Denis was introduced on the floor of the Minnesota House of Representatives by House Environment Committee Chair Dennis Ozment, and I got to accompany Denis there. In 12 years of advocacy in Minnesota, I had never before been on the House floor. At noon, the Senate majority leader hosted a reception and Denis spoke for half an hour, then fielded the questions of at least 15 key state senators from both parties.

Diana McKeown and Denis.

A public television interview, editorial board visits, and an address to county commissioners on electricity deregulation and the environment rounded out his nine-to-five schedule. For public TV and the editorial board, we teamed him up with Clean Water Action's Energy Program Director Diana McKeown, the Earth Day 2000 chair in Minnesota.

Tomorrow we start at 7 a.m. After a breakfast briefing with eight politicians from three parties who want to be elected U.S. senator in November, we will do a photo shoot and a talk at a solar-powered school in downtown Minneapolis (the other twin). Then we'll look under the hood of a Honda Insight for the TV cameras, meet another big editorial board, and do a keynote talk at the Second Bi-annual Energy Summit for organizers and grassroots groups.

A rapt crowd at Hamline.

For me, the highlight of a whole day that was high was a very thoughtful and detailed speech Denis gave tonight on campus at St. Paul's Hamline Universtiy. Talking to a mix of true believers, new faces, and students, Denis spoke with a compelling grace and an encyclopedic knowledge of the issues.

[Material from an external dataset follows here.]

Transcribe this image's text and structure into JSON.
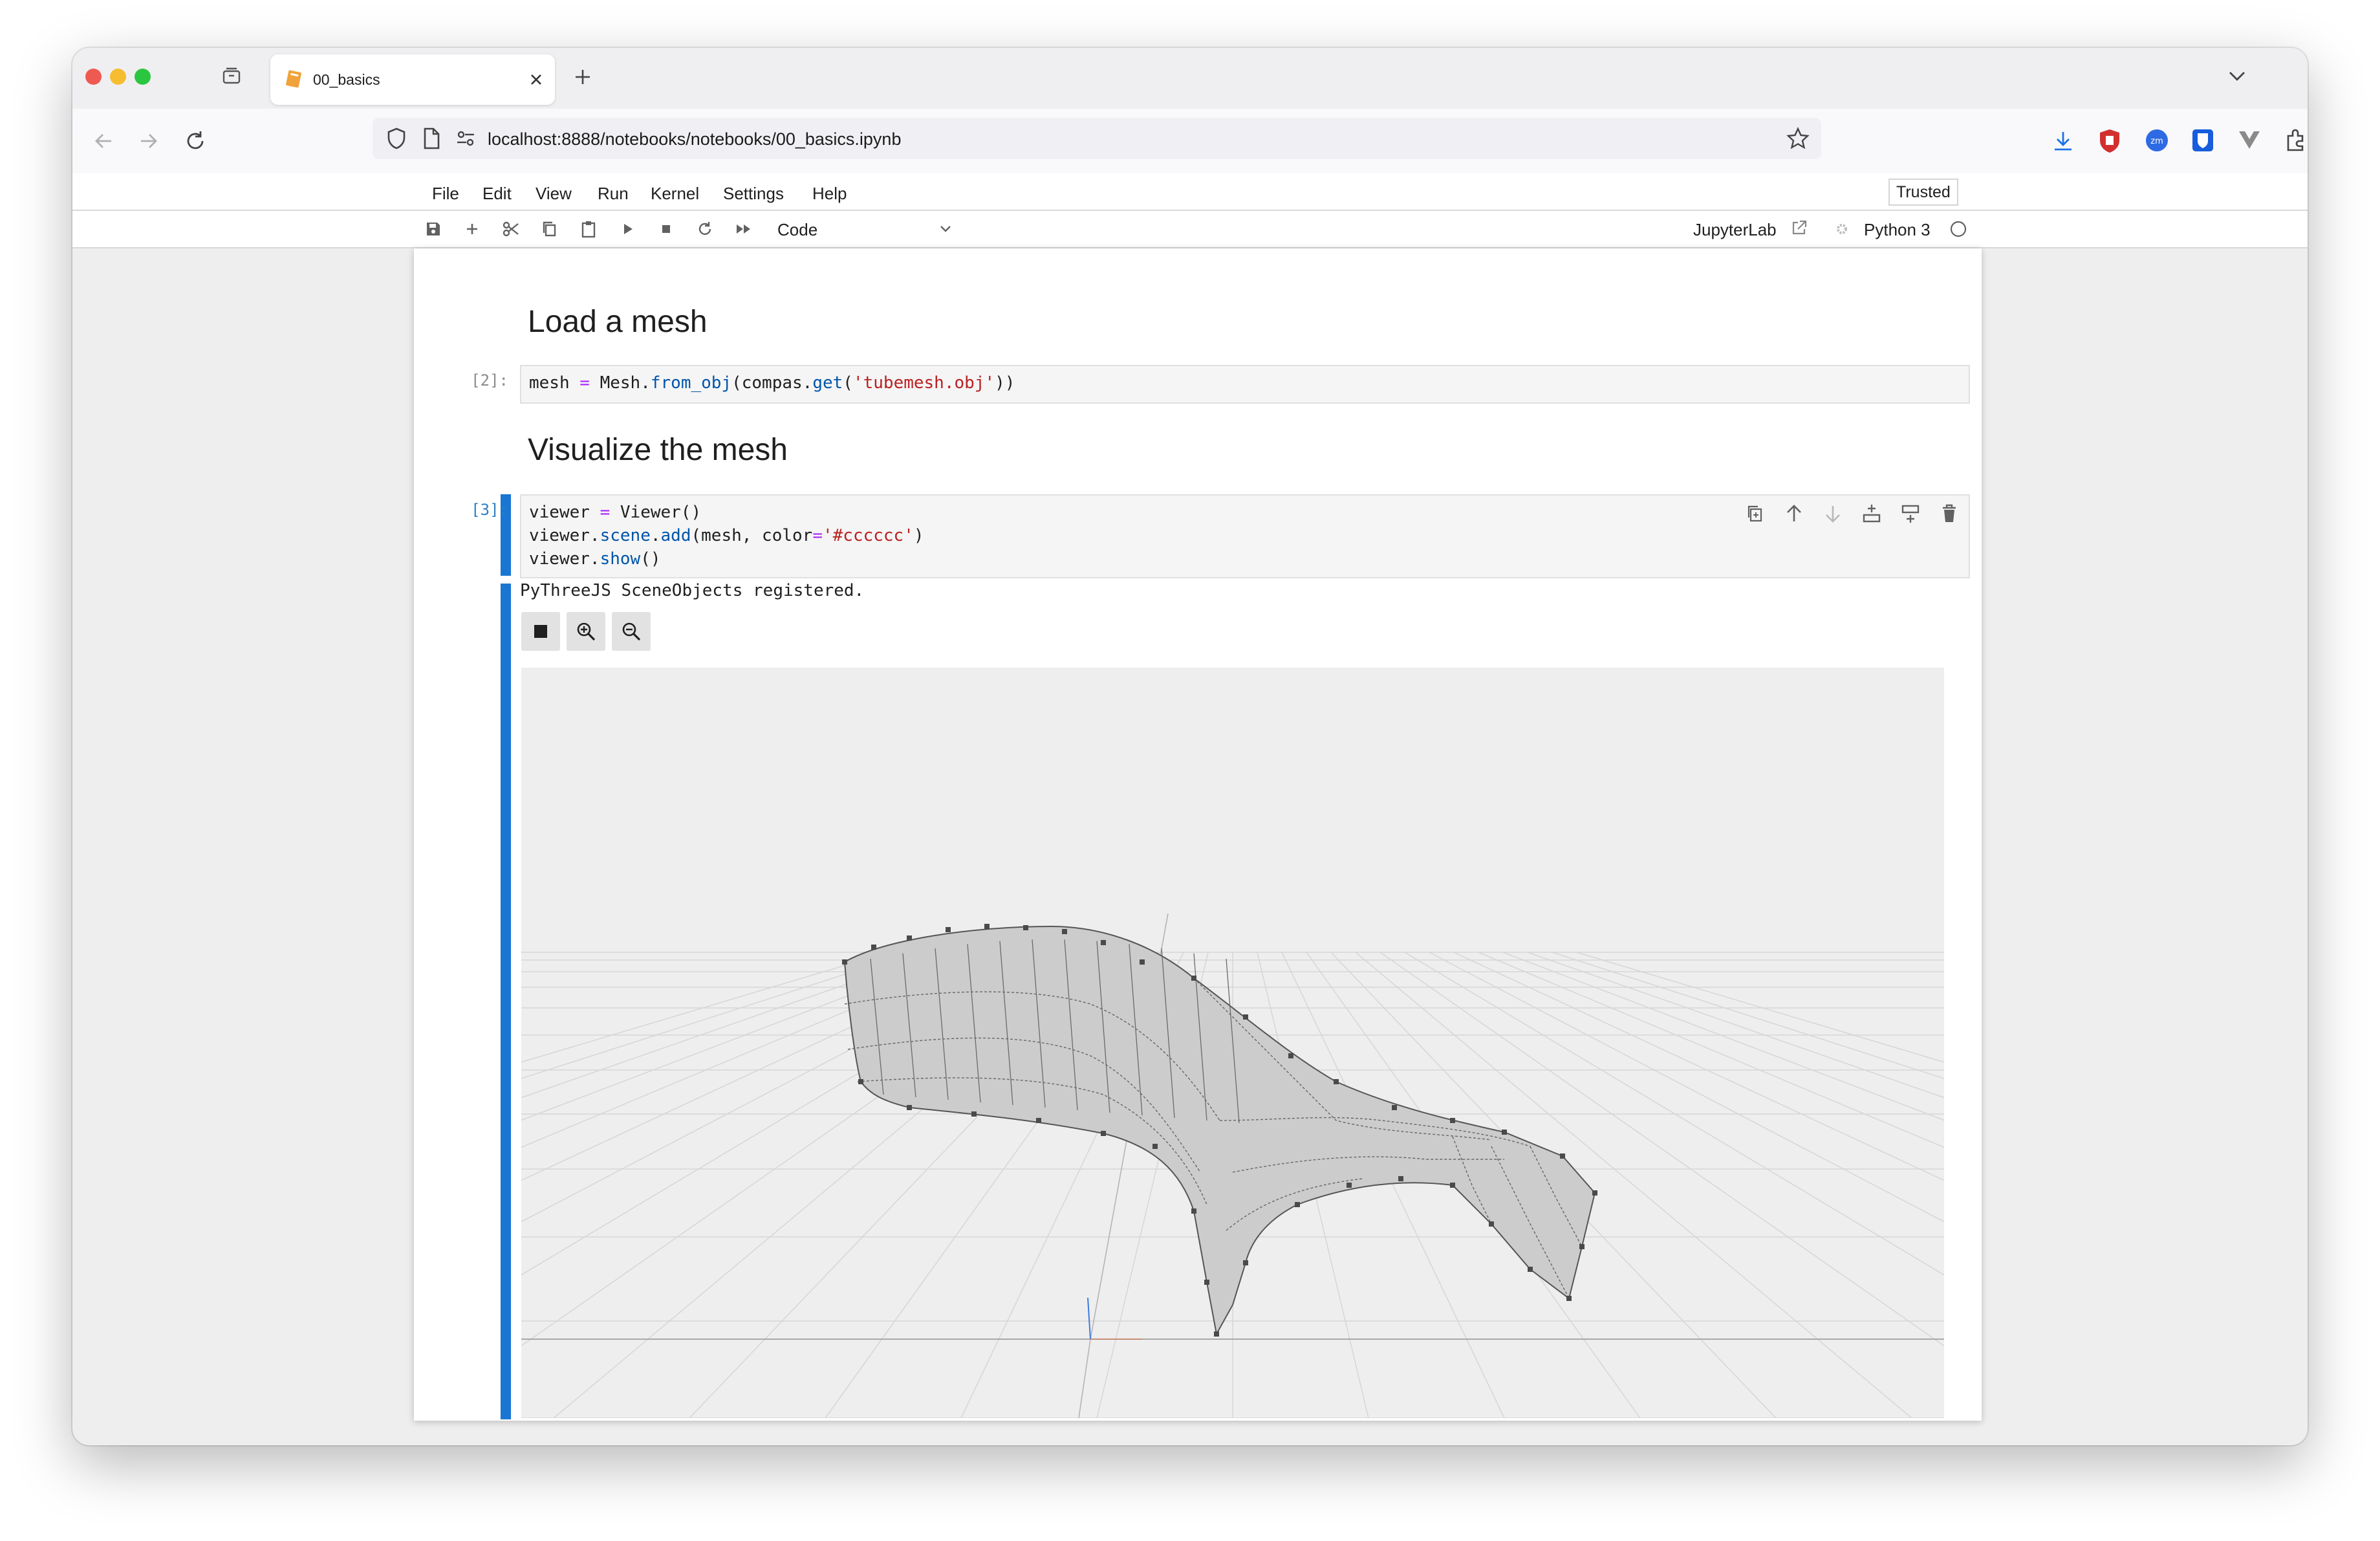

Denis was eloquently introduced before his speech by Tom Griffin, a 60-year-old clean-energy entrepreneur and founder of two key Twin Cities environmental NGOs with 20-year track records. A (paraphrased) excerpt from Griffin's intro:

I hope that in this meeting tonight sits the next Rachel Carson [author of Silent Spring, the early 1960s book that resulted in the banning of DDT and helped save the bald eagle from extinction] or Theo Colburn [the pharmacist-turned-zoologist who put together the scary pieces of a puzzle of mutation and endocrine disruption in her late 1990s book Our Stolen Future]. No one is standing around ready to pass you a torch. Like in 1970 when Denis made a habit of seizing and occupying college buildings, young people must seize the torch (and the microphone!), and lead.